= Uruzgani (Hazara tribe) =

The Uruzgani (ارزگانی) are one of the major tribes of the Hazara people. They mainly inhabit the Uruzgan province and the present-day Daykundi province. A 1965 work describes them as "sedentary agriculturalists... speak[ing] Hazaraghi."

== History ==
The Battle of Uruzgan was fought between Hazaras and Afghans there in 1893. Thereafter, on Hazara's defeat, the Uruzganis were uprooted from Uruzgan by Abdur Rahman and Afghan tribes were resettled in Uruzgan. They mostly migrated to Iran and British India (Quetta).
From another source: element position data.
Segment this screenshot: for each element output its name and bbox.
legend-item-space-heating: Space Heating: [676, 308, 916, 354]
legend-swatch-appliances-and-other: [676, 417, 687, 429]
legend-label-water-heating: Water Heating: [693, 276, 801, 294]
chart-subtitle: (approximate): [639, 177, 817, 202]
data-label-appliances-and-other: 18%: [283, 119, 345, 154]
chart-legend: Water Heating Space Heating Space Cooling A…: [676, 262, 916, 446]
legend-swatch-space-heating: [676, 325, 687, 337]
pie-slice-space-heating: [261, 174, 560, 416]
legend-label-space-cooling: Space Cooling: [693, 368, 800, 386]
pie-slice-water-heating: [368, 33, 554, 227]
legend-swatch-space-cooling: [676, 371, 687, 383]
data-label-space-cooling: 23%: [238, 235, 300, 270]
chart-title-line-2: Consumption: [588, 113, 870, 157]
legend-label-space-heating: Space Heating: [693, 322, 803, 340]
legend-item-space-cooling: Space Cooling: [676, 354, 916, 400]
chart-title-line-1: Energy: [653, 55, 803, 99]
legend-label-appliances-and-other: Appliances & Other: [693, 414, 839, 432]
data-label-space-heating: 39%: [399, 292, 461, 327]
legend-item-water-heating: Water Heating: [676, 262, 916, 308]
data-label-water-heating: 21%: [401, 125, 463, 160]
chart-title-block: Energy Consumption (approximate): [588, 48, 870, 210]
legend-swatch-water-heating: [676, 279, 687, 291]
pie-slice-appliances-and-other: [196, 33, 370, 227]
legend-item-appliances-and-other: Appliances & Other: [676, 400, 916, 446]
In 1900, Habibullah Khan granted amnesty to Hazaras and asked them to return. Some returning Uruzganis were then resettled in Turkistan and Balkh but were not allowed to return to Uruzgan.

== Legacy ==

Today all the district names in Uruzgan bears the testimony that this was a Hazara land. Tarinkot, Chore, Zuli, Khas Uruzgan are all Hazara words and are some of the original Uruzgani tribes. Dai Chopan is also a sub tribe of Uruzganis and the district with the same name is in Zabul province. Daichopan are the descendants of Amir Chopan, a Hazara chieftain and whose grave is at Grishk, Helamand province. Hazaras are emotionally attached to Uruzgan, because of the battle of Uruzgan. Even today it is on the agenda of all the Hazaras and Hazara political entities that the question of Uruzgan has to be settled.